But this was different.

Light wasn't reacting to the flow of information, she was ahead of it, drawing from multiple streams at once and shaping them into something usable, something immediate, processing it all with a clarity that never faltered. His gaze settled on the program running across her main screen, the structure of it unfamiliar, layered in a way that suggested it hadn't come from any standard system, but from her own design, something built piece by piece to serve exactly this purpose.

She wrote that.

The realization sat with him for a moment, his eyes narrowing slightly as the thought sharpened. If foolishness had a face, it would have been Lady's, because it took a particular kind of blindness to stand beside something like this and fail to see its worth, to cast it aside without understanding what it could do, what it already was.

"You're coming up on the turn in three… two… one," Light said, steady and precise, every word placed with intention. "Now."

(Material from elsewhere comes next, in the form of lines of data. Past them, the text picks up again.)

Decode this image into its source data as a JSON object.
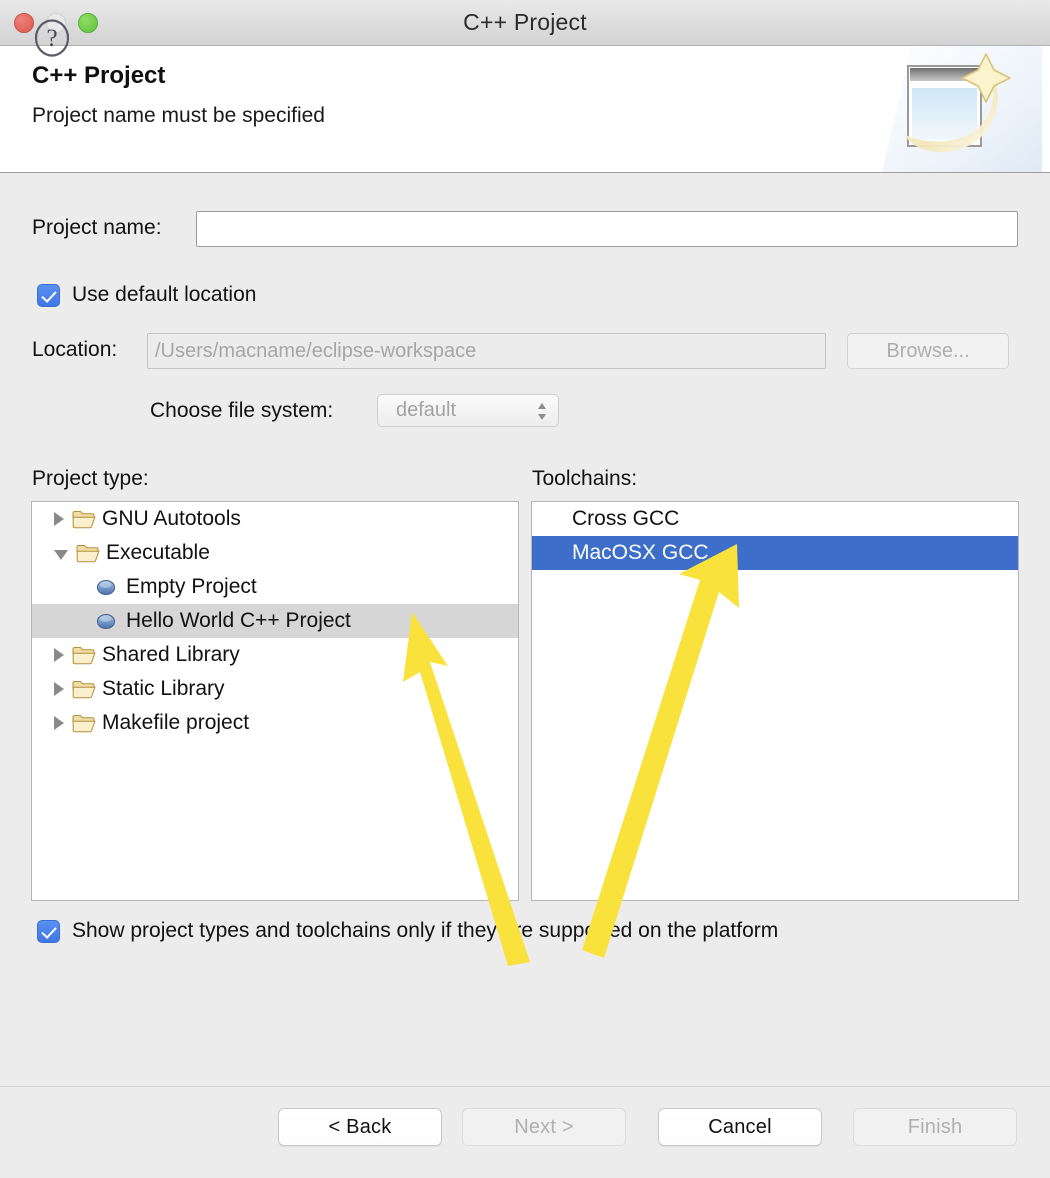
{
  "window": {
    "title": "C++ Project",
    "traffic_lights": [
      "close-button",
      "minimize-button",
      "zoom-button"
    ]
  },
  "header": {
    "title": "C++ Project",
    "subtitle": "Project name must be specified",
    "icon": "new-project-wizard-banner-icon"
  },
  "form": {
    "project_name_label": "Project name:",
    "project_name_value": "",
    "project_name_placeholder": "",
    "use_default_location_label": "Use default location",
    "use_default_location_checked": true,
    "location_label": "Location:",
    "location_value": "",
    "location_placeholder": "/Users/macname/eclipse-workspace",
    "location_enabled": false,
    "browse_label": "Browse...",
    "browse_enabled": false,
    "filesystem_label": "Choose file system:",
    "filesystem_value": "default",
    "filesystem_enabled": false
  },
  "project_type": {
    "label": "Project type:",
    "items": [
      {
        "label": "GNU Autotools",
        "kind": "folder",
        "state": "collapsed",
        "depth": 0,
        "selected": false
      },
      {
        "label": "Executable",
        "kind": "folder",
        "state": "expanded",
        "depth": 0,
        "selected": false
      },
      {
        "label": "Empty Project",
        "kind": "leaf",
        "state": "none",
        "depth": 1,
        "selected": false
      },
      {
        "label": "Hello World C++ Project",
        "kind": "leaf",
        "state": "none",
        "depth": 1,
        "selected": true
      },
      {
        "label": "Shared Library",
        "kind": "folder",
        "state": "collapsed",
        "depth": 0,
        "selected": false
      },
      {
        "label": "Static Library",
        "kind": "folder",
        "state": "collapsed",
        "depth": 0,
        "selected": false
      },
      {
        "label": "Makefile project",
        "kind": "folder",
        "state": "collapsed",
        "depth": 0,
        "selected": false
      }
    ]
  },
  "toolchains": {
    "label": "Toolchains:",
    "items": [
      {
        "label": "Cross GCC",
        "selected": false
      },
      {
        "label": "MacOSX GCC",
        "selected": true
      }
    ]
  },
  "platform_filter": {
    "label": "Show project types and toolchains only if they are supported on the platform",
    "checked": true
  },
  "footer": {
    "help_label": "?",
    "buttons": [
      {
        "label": "< Back",
        "enabled": true
      },
      {
        "label": "Next >",
        "enabled": false
      },
      {
        "label": "Cancel",
        "enabled": true
      },
      {
        "label": "Finish",
        "enabled": false
      }
    ]
  },
  "annotations": {
    "arrow_color": "#FAE23C",
    "arrows": [
      {
        "name": "arrow-to-hello-world-project",
        "points_to": "Hello World C++ Project"
      },
      {
        "name": "arrow-to-macosx-gcc",
        "points_to": "MacOSX GCC"
      }
    ]
  },
  "colors": {
    "selection_active": "#3d6ec9",
    "selection_inactive": "#d6d6d6",
    "checkbox_blue": "#4a7fe8",
    "body_background": "#ececec",
    "arrow_yellow": "#FAE23C"
  }
}
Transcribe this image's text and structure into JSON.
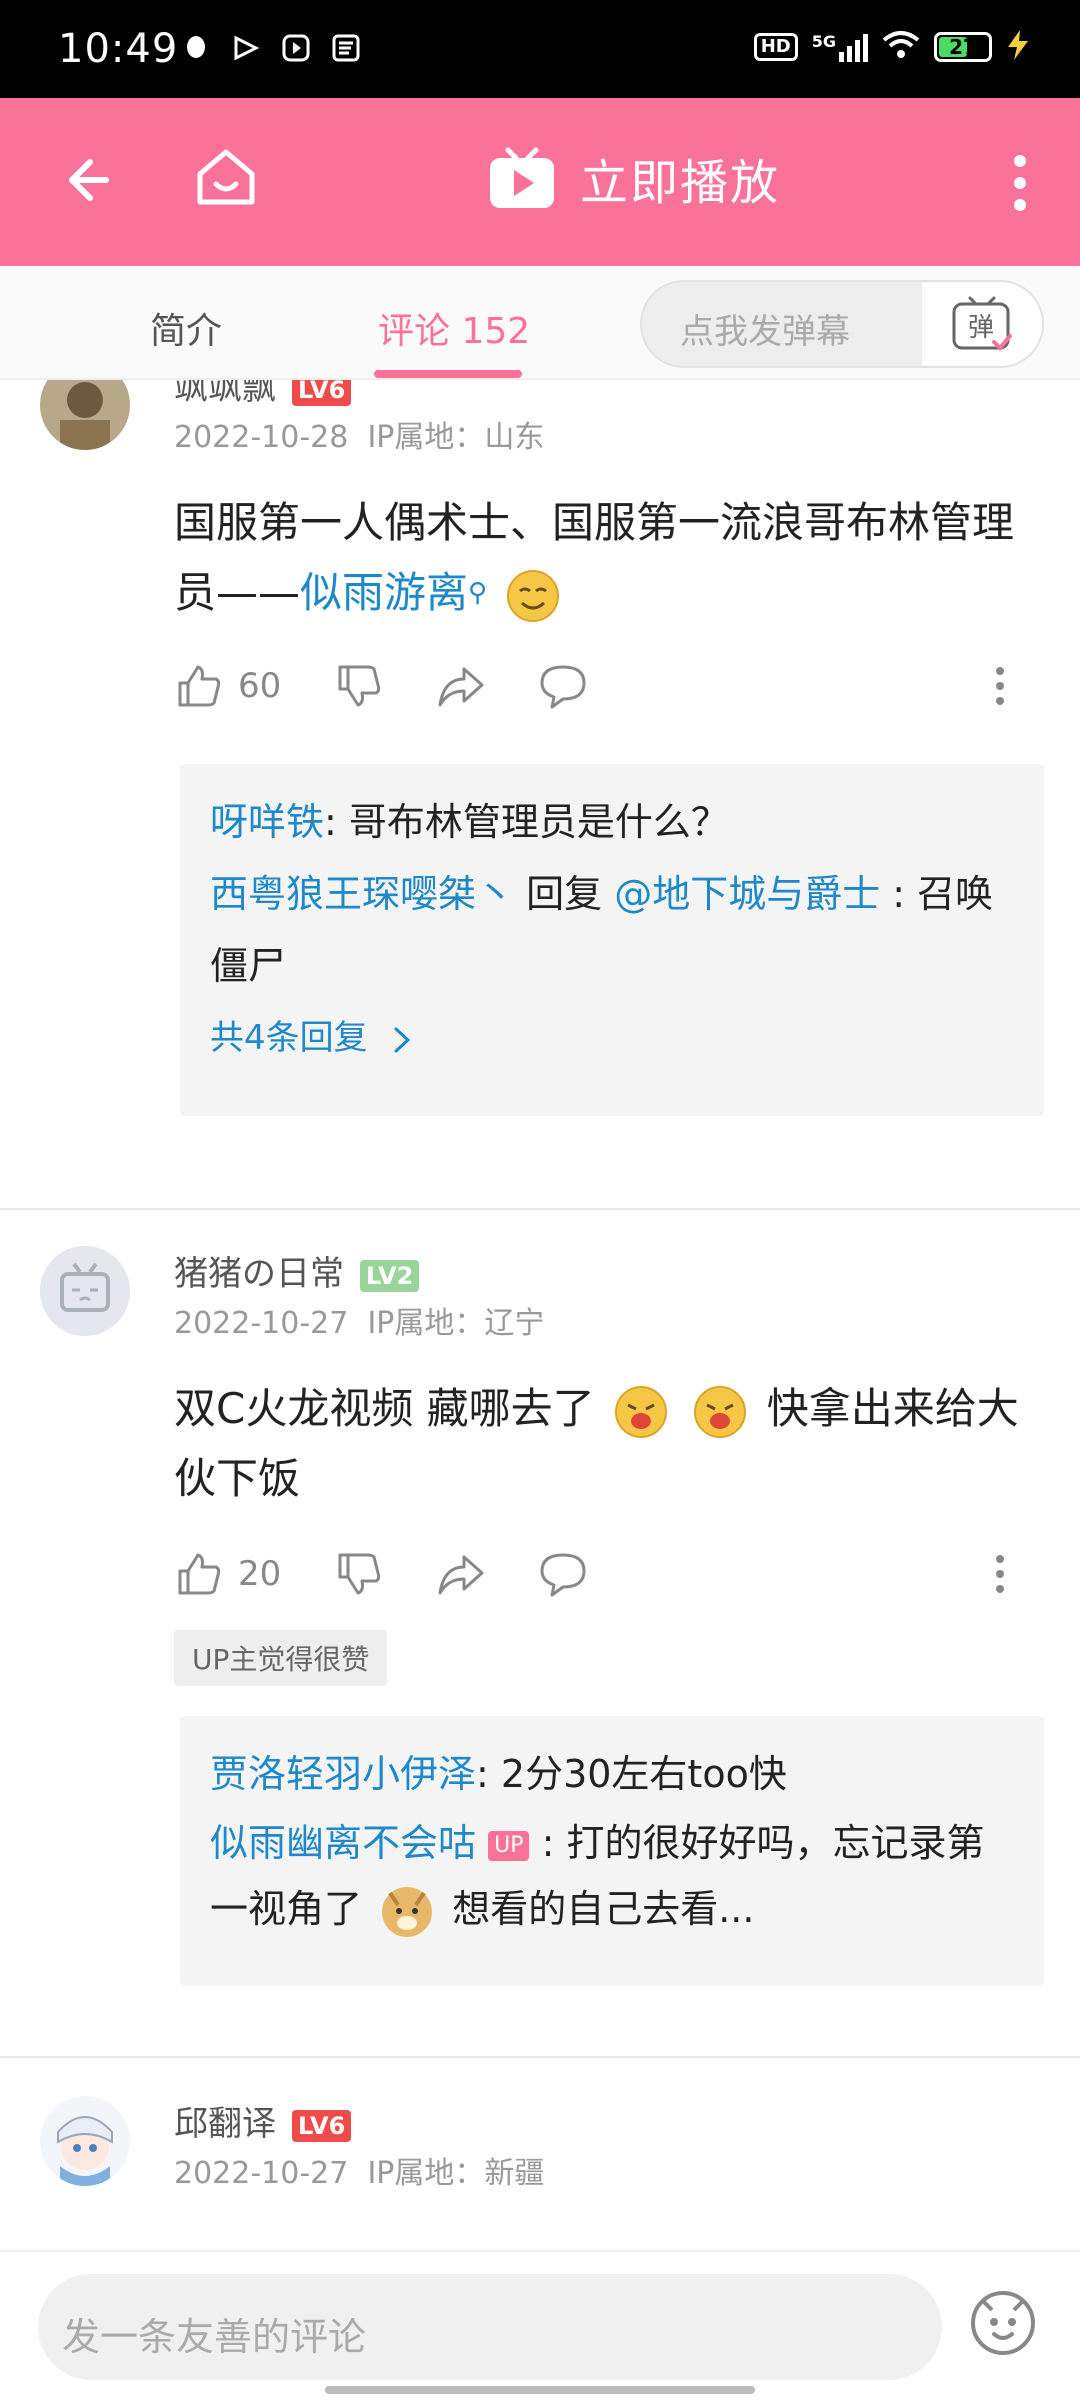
{
  "status_bar": {
    "time": "10:49",
    "network": "5G",
    "battery": "27"
  },
  "header": {
    "play_label": "立即播放"
  },
  "tabs": {
    "intro": "简介",
    "comments": "评论 152",
    "danmaku_placeholder": "点我发弹幕"
  },
  "comments": [
    {
      "user": "飒飒飘",
      "level": "LV6",
      "date": "2022-10-28",
      "ip": "IP属地：山东",
      "text_prefix": "国服第一人偶术士、国服第一流浪哥布林管理员——",
      "text_link": "似雨游离",
      "likes": "60",
      "replies": [
        {
          "user": "呀咩铁",
          "text": ": 哥布林管理员是什么？"
        },
        {
          "user": "西粤狼王琛嘤桀丶",
          "text": " 回复 ",
          "mention": "@地下城与爵士",
          "text2": " : 召唤僵尸"
        }
      ],
      "more_replies": "共4条回复"
    },
    {
      "user": "猪猪の日常",
      "level": "LV2",
      "date": "2022-10-27",
      "ip": "IP属地：辽宁",
      "text_a": "双C火龙视频 藏哪去了",
      "text_b": "快拿出来给大伙下饭",
      "likes": "20",
      "tag": "UP主觉得很赞",
      "replies": [
        {
          "user": "贾洛轻羽小伊泽",
          "text": ": 2分30左右too快"
        },
        {
          "user": "似雨幽离不会咕",
          "badge": "UP",
          "text": " : 打的很好好吗，忘记录第一视角了",
          "text2": " 想看的自己去看..."
        }
      ]
    },
    {
      "user": "邱翻译",
      "level": "LV6",
      "date": "2022-10-27",
      "ip": "IP属地：新疆"
    }
  ],
  "bottom": {
    "placeholder": "发一条友善的评论"
  }
}
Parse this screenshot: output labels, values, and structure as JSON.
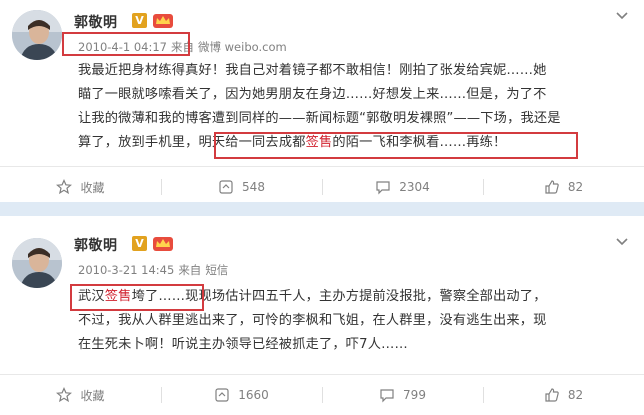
{
  "posts": [
    {
      "username": "郭敬明",
      "vip_badge": "V",
      "timestamp": "2010-4-1 04:17",
      "source_prefix": "来自",
      "source": "微博 weibo.com",
      "lines": [
        {
          "segments": [
            "我最近把身材练得真好！我自己对着镜子都不敢相信！刚拍了张发给宾妮……她"
          ]
        },
        {
          "segments": [
            "瞄了一眼就哆嗦看关了，因为她男朋友在身边……好想发上来……但是，为了不"
          ]
        },
        {
          "segments": [
            "让我的微薄和我的博客遭到同样的——新闻标题“郭敬明发裸照”——下场，我还是"
          ]
        },
        {
          "segments": [
            "算了，放到手机里，",
            "明天给一同去成都",
            "签售",
            "的陌一飞和李枫看……再练！"
          ]
        }
      ],
      "actions": {
        "favorite": "收藏",
        "repost": "548",
        "comment": "2304",
        "like": "82"
      }
    },
    {
      "username": "郭敬明",
      "vip_badge": "V",
      "timestamp": "2010-3-21 14:45",
      "source_prefix": "来自",
      "source": "短信",
      "lines": [
        {
          "segments": [
            "武汉",
            "签售",
            "垮了……",
            "现现场估计四五千人，主办方提前没报批，警察全部出动了，"
          ]
        },
        {
          "segments": [
            "不过，我从人群里逃出来了，可怜的李枫和飞姐，在人群里，没有逃生出来，现"
          ]
        },
        {
          "segments": [
            "在生死未卜啊！听说主办领导已经被抓走了，吓7人……"
          ]
        }
      ],
      "actions": {
        "favorite": "收藏",
        "repost": "1660",
        "comment": "799",
        "like": "82"
      }
    }
  ],
  "colors": {
    "highlight_red": "#d0212e",
    "annotation_box": "#d33b3f",
    "separator": "#dfeaf5",
    "meta_gray": "#808080"
  },
  "icons": [
    "avatar",
    "vip-badge",
    "crown-badge",
    "chevron-down-icon",
    "star-icon",
    "repost-icon",
    "comment-icon",
    "like-icon"
  ]
}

On the screen, Dahlia moved without hesitation, her body lowering in one fluid motion as she transitioned off the pavement and onto the asphalt, her cleats biting hard into the road as friction screamed beneath her, the force of the turn carving a clean arc as she held the line through it before releasing into the exit, driving forward and into the uphill stretch ahead without losing even a fraction of her momentum.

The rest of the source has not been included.